Sylvia Plath’s novel The Bell Jar (1963) is an interesting, if flawed, example which demonstrates very effectively—especially in the first half of the novel—the techniques of “counter-narrative.” Plath’s protagonist, Esther Greenwood, a young woman in search of a stable and satisfying adult identity, must continually confront powerful discourses that prescribe gender roles, determine “legitimate” forms of knowledge and dictate political orientation. These powerful discourses enforce the norms in Esther’s 1950s America by means of binary oppositions and judge her deficient according to their evaluation of her sex, rationality, political sentiments and, ultimately, her sanity. While Plath and her narrator must accept the official discourses as a necessary starting point for narration, it is from the zone of rejected and devalued material—women’s sexuality, aesthetic values, humor, emotions, non-rational ways of knowing, political dissent—that counter-narrative must spring. In centering the narrative on precisely those elements branded as inferior, illegitimate and invalid by the culture of normalization, the counter-narrator can begin to reverse the power relations maintained in the official discourses.
In Plath’s novel women are continually defined—and frequently define themselves—in terms of the marginalized other. They are seen as members of oppositional classes that belong outside the mainstream of white middle class experience. This representation is especially obvious when women forsake their assigned ornamental and domestic spheres. As Esther prepares to escape a fashion magazine party, she comments: “I looked yellow as a Chinaman”. She is exiled in this instance, by her own judgement, from the realm of all-American virtues. Her self-censure is even more severe at the conclusion of the same episode, when she interprets her reflection in an elevator mirror as “a big, smudgy-eyed Chinese woman staring idiotically into my face”. She now characterizes the feminine other as lacking perception and intelligence. Similarly, when Esther is fleeing New York and a violent confrontation with a young man, she reports that “the face in the mirror looked like a sick Indian” (The Bell Jar 6, 15, 92). So, Esther begins a pattern of imagery that casts women in the role of marginalized (and in various ways inferior) other.

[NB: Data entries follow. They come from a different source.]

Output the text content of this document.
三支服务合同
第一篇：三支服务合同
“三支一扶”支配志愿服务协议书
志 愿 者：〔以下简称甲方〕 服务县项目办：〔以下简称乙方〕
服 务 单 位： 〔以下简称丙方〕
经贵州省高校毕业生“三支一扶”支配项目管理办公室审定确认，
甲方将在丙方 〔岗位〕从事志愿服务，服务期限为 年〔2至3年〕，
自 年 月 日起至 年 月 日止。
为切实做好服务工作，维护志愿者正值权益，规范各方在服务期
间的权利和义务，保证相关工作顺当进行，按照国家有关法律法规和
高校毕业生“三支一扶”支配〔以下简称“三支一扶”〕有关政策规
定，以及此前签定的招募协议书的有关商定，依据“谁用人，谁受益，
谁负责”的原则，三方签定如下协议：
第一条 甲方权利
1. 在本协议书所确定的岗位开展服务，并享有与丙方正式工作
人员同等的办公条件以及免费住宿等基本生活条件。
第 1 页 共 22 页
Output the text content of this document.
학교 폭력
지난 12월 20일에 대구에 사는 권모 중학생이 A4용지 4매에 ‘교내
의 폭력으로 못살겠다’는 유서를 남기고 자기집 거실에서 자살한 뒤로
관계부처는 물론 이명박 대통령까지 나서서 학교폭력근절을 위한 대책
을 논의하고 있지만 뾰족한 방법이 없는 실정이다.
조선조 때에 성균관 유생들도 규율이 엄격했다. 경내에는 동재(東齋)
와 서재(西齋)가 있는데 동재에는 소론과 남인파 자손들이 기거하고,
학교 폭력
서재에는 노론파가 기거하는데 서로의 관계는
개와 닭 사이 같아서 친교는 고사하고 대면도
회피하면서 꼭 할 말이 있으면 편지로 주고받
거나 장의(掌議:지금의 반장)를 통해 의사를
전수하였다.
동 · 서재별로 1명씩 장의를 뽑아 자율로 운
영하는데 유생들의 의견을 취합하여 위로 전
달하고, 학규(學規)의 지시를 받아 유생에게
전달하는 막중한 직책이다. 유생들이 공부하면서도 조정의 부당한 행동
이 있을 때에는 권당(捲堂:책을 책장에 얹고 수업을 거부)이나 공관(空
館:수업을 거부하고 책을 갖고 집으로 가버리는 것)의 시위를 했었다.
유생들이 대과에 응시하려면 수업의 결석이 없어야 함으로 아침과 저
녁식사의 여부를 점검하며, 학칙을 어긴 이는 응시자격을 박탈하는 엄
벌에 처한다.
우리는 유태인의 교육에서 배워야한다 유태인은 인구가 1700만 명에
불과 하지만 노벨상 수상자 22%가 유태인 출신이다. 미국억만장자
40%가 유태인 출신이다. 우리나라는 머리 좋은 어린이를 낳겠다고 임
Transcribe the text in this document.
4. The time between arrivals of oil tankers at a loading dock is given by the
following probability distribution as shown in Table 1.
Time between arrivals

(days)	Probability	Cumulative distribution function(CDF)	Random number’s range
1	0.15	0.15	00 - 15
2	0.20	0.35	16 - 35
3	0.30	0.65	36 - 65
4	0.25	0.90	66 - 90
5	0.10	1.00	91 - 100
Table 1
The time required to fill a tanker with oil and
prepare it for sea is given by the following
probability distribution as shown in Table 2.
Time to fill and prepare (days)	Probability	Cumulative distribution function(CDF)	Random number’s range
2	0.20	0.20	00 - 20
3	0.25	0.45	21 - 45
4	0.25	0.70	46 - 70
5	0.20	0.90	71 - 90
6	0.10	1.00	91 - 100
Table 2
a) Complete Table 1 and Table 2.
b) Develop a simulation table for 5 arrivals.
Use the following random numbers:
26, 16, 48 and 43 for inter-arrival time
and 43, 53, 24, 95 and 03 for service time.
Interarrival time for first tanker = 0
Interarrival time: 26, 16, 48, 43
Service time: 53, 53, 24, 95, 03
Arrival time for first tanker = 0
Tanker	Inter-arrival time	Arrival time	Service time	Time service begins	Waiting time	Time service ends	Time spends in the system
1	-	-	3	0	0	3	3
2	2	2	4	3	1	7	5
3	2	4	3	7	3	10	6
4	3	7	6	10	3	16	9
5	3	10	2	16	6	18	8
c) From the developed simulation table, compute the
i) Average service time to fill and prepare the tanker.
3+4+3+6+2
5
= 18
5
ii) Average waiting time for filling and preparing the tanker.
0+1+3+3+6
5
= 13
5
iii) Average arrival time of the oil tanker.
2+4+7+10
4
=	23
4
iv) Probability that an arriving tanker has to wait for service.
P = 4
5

Esther’s partner in rebellion, Doreen, likewise figures as the negative image in the binary opposition. Normally an outspoken and irreverent woman, Doreen is silenced by the presence of the masterful Lenny Shepherd. The male gaze has a still more extreme effect; as Esther reports, “He just kept staring at her the way people stare at the great white macaw at the zoo, waiting for it to say something human” (9). Later in the same passage, the still-silent Doreen is described as “a bleached-blonde Negress.” Clearly, in the politically polarized world of the 1950s, women frequently assume a role as oppositional in the gender war as America’s enemies do in the ideological one. If they are not always portrayed as communists (as suggested by Esther’s Chinese faces), women nevertheless very often appear in the role of dangerous other.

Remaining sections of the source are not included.